La admisibilidad del recurso extraordinario de casación laboral: técnica procesal con vocación constitucional

En el ejercicio profesional, uno de los desafíos más complejos que enfrentamos los laboralistas es la estructuración del recurso extraordinario de casación. No se trata simplemente de una herramienta procesal más: es el mecanismo por excelencia para verificar si una sentencia de segunda instancia se ajustó al orden jurídico, sin que ello implique una revisión de hechos o pruebas. En este artículo comparto algunas reflexiones sobre su admisibilidad, desde una perspectiva técnica y constitucional.

Interposición formal: ¿un trámite vacío?

En Colombia, el recurso de casación laboral se interpone sin sustentación ante el tribunal que profirió la sentencia impugnada. Esta solicitud inicial no requiere exposición de motivos ni desarrollo argumentativo. Sin embargo, esta aparente simplicidad es engañosa: el verdadero examen de admisibilidad se realiza posteriormente, cuando el expediente llega a la Corte Suprema de Justicia y el recurrente presenta la demanda de casación.

Es allí donde comienza el verdadero reto.
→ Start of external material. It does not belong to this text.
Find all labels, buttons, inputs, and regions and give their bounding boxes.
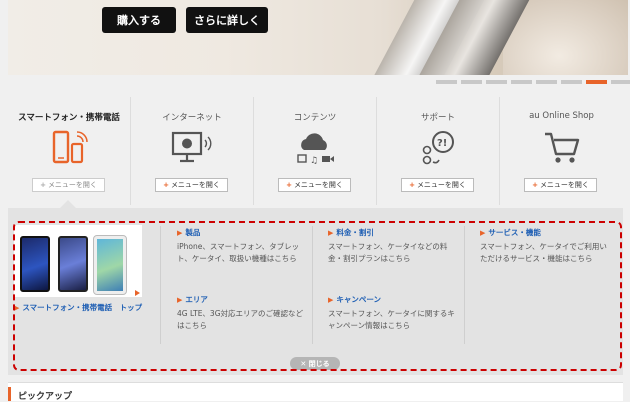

La Corte no revisa si el recurrente tiene razón en su pretensión, sino si la sentencia atacada incurrió en errores jurídicos que ameriten su anulación. Por eso, la demanda debe cumplir con los requisitos del artículo 90 del Código Procesal del Trabajo y de la Seguridad Social, entre ellos:

• Identificación clara del fallo impugnado.
• Precisión en la vía de ataque (directa, indirecta o mixta).
• Fundamentos jurídicos sólidos y autosuficientes.
• Petición concreta y coherente con la causal invocada.

«a) El precepto legal sustantivo, de orden nacional, que se estime violado, y el concepto de la infracción, si directamente, por aplicación indebida o por interpretación errónea.

b) En caso de que se estime que la infracción legal ocurrió como consecuencia de errores de hecho o de derecho en la apreciación de pruebas, citará éstas singularizándolas y expresará qué clase de error se cometió.»

Técnica procesal vs. justicia material

La Sala Laboral ha sido rigurosa en exigir que la demanda sea autosuficiente. No basta con señalar que hubo un error: hay que demostrarlo jurídicamente, relacionarlo con el fallo y explicar por qué afecta la legalidad de la decisión. Fallos como el SL31367-2009 han reiterado que la Corte no está obligada a reconstruir el argumento del recurrente ni a suplir deficiencias técnicas.

Sin embargo, esta exigencia formal no puede convertirse en un obstáculo para la justicia material. La Sentencia SU-143 de 2020 de la Corte Constitucional introdujo un criterio de interpretación constitucional del recurso, señalando que:

“El juez de casación tiene el deber de flexibilizar el análisis formal cuando la decisión impugnada compromete derechos fundamentales, incluso si el recurrente no lo plantea expresamente.”

Este pronunciamiento obliga a repensar el papel del juez de casación no solo como guardián de la técnica, sino como garante de la justicia sustancial.

Reflexión final

La admisibilidad del recurso de casación laboral exige del abogado una combinación de rigurosidad técnica, estrategia argumentativa y sensibilidad constitucional. No es un trámite mecánico, sino un ejercicio de alta responsabilidad jurídica. En tiempos donde la forma amenaza con eclipsar el fondo, el recurso de casación debe ser entendido como un puente entre el derecho positivo y la protección efectiva de los derechos laborales.